Si chiama B.1.1.529 la nuova mutazione del virus recentemente individuata dagli scienziati e ribattezzata comunemente con la lettera greca “omicron”. Questa ennesima variazione del virus Sars Cov 2 raccoglierebbe ben 32 mutazioni nella proteina spike, alcune di esse sconosciute fino ad ora. Tra le caratteristiche rilevate ci sarebbe un’elevata trasmissibilità, una maggiore resistenza agli anticorpi del vaccino e ad alcune terapie farmacologiche
I primi casi rilevati sono stati registrati nella seconda metà di novembre in Botswana e Hong Kong, dove il virus mutato sarebbe arrivato tramite un viaggiatore proveniente dal Sudafrica e pochi giorni dopo, il 22 novembre, altri contagi sarebbero stati individuati proprio nel paese sudafricano. Tuttavia l’origine della variante resta ancora incerta, anche a causa della scarsa capacità di sequenziamento della maggior parte dei paesi subsahariani.
La diffusione e sintomi della variante

Al momento non è possibile avere un’idea precisa di quanto sia effettivamente diffusa questa nuova variante anche perché, a parte pochi casi, ancora non ci sono particolari limitazioni di spostamento per i viaggiatori internazionali e intercontinentali, anche se potrebbe essere solo una questione di tempo. Quel che è certo è che in Sudafrica i contagi stanno aumentando molto rapidamente e hanno registrato nella sola giornata di giovedì un incremento del 321% raggiungendo quota 2.465 nuovi casi . Di questi circa il 90% sarebbero attribuibili alla nuova variante. In Europa invece il primo caso è stato individuato ieri in Belgio, mentre in Israele si stanno monitorando due casi sospetti.
Il National Institute for Communicable Diseases (NICD), l’istituto pubblico di riferimento sulle malattie infettive del paese sudafricano, ha comunicato tramite una nota che “attualmente non sono stati riportati sintomi insoliti a seguito dell’infezione con la variante B.1.1.529 e, come con altre varianti, alcuni individui sono asintomatici”
Copertura vaccinale e tamponi

L’Oms ha classificato anche questa variante come “preoccupante”, aggiungendola alla lista delle precedenti quattro mutazioni classificate nello stesso modo: alfa, beta, gamma e delta.
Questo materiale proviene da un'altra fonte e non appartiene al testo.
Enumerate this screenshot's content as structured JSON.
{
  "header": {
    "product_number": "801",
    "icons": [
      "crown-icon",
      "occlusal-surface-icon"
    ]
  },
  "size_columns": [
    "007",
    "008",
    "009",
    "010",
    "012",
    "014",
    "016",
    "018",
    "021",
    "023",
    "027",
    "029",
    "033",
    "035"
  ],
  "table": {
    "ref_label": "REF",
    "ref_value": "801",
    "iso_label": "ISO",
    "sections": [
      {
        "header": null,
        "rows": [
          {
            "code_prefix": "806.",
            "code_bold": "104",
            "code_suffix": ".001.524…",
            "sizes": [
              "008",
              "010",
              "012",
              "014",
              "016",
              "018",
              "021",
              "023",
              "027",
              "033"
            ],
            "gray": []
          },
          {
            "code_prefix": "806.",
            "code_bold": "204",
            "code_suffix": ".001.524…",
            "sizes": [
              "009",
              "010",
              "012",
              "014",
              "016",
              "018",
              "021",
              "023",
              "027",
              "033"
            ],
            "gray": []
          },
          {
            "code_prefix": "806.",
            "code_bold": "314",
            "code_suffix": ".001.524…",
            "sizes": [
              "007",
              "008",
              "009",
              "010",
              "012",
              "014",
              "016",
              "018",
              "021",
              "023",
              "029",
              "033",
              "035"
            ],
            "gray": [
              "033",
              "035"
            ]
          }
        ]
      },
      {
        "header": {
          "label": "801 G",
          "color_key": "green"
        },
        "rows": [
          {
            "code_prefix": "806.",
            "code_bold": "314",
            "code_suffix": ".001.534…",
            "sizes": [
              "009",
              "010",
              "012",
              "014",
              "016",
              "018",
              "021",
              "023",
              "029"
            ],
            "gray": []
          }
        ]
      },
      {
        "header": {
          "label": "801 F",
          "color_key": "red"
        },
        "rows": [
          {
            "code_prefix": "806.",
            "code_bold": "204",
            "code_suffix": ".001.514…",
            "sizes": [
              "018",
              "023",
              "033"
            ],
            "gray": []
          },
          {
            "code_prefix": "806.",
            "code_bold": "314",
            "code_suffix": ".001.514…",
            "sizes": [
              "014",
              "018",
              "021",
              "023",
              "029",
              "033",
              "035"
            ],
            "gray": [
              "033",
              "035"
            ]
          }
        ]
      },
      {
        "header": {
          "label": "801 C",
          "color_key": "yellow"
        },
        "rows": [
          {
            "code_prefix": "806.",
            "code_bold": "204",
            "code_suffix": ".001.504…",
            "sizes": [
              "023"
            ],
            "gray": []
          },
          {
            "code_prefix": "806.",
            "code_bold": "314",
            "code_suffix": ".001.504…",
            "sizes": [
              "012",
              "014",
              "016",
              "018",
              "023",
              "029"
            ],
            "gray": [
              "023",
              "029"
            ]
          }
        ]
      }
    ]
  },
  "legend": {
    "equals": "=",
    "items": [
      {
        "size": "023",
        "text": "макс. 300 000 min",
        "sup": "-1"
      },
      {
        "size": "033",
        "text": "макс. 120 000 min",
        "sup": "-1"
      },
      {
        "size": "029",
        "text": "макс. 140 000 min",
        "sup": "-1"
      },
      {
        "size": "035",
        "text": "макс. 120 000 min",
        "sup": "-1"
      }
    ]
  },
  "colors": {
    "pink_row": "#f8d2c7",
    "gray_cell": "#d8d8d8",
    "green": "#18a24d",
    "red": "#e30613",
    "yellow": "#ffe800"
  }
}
Gli scienziati del NICD sudafricano hanno tuttavia dichiarato che “anche qualora possa esserci una fuga immunitaria parziale, è probabile che i vaccini offrano ancora alti livelli di protezione contro il ricovero e la morte”
Per quanto sia ancora troppo presto per poter prevedere gli effetti di questa particolare combinazione, altri scienziati invece hanno espresso maggiore preoccupazione dal momento che il profilo della variante avrebbe diversi tratti genetici sfavorevoli. Quel che è certo è che sono stati registrati alcuni casi di reinfezione che hanno coinvolto persone già vaccinate, anche con la dose booster, e che il virus ha una particolare resistenza alle terapie basate sugli anticorpi monoclonali.
C’è da dire che fino ad ora i vaccini anti-covid, anche a fronte delle varie mutazioni del virus, sono riusciti comunque a garantire protezione rispetto al rischio di ospedalizzazione e di decesso, un fattore che spinge a ritenere che non dovrebbero esserci ragioni particolari per cui la variante Omicron possa riuscire a bucare la copertura vaccinale.
Ci sono invece degli aspetti positivi per quel che riguarda l’identificazione della nuova variante, infatti la delezione all’interno del gene S dovrebbe consentire il monitoraggio continuo indipendentemente dai dati di sequenza disponibili. Resta invariata anche la capacità diagnostica dei test molecolari e di quelli antigenici rapidi.
Il “paziente zero” e l’origine delle varianti

Sono ancora in corso gli studi in merito alla possibile origine della mutazione, ma alcuni scienziati sembrerebbero orientati ad attribuire lo sviluppo della variante omicron ad un’ infezione cronica da parte di un soggetto immunocompromesso, il cui virus (hiv o aids ) non sarebbe stato trattato.
Le persone immunocompromesse infatti, proprio a causa della loro condizione di salute possono ospitare l’infezione anche per diverse settimane, durante le quali il virus ha la possibilità di replicarsi e di subire mutazioni (cosa che però accade anche nei soggetti immunizzati, cosi come nei non vaccinati).
Per arginare la diffusione del virus dunque, non si tratta tanto di trovare il “paziente zero” (cosa alquanto improbabile visti i continui scambi di un mondo globalizzato e sempre più interconnesso), quanto ragionare sul fatto che finché ci saranno intere aree del pianeta dove la copertura vaccinale è pressoché nulla, il virus avrà sempre la possibilità di proliferare e svilupparsi in nuove mutazioni che difficilmente potranno essere confinate solo in quei paesi.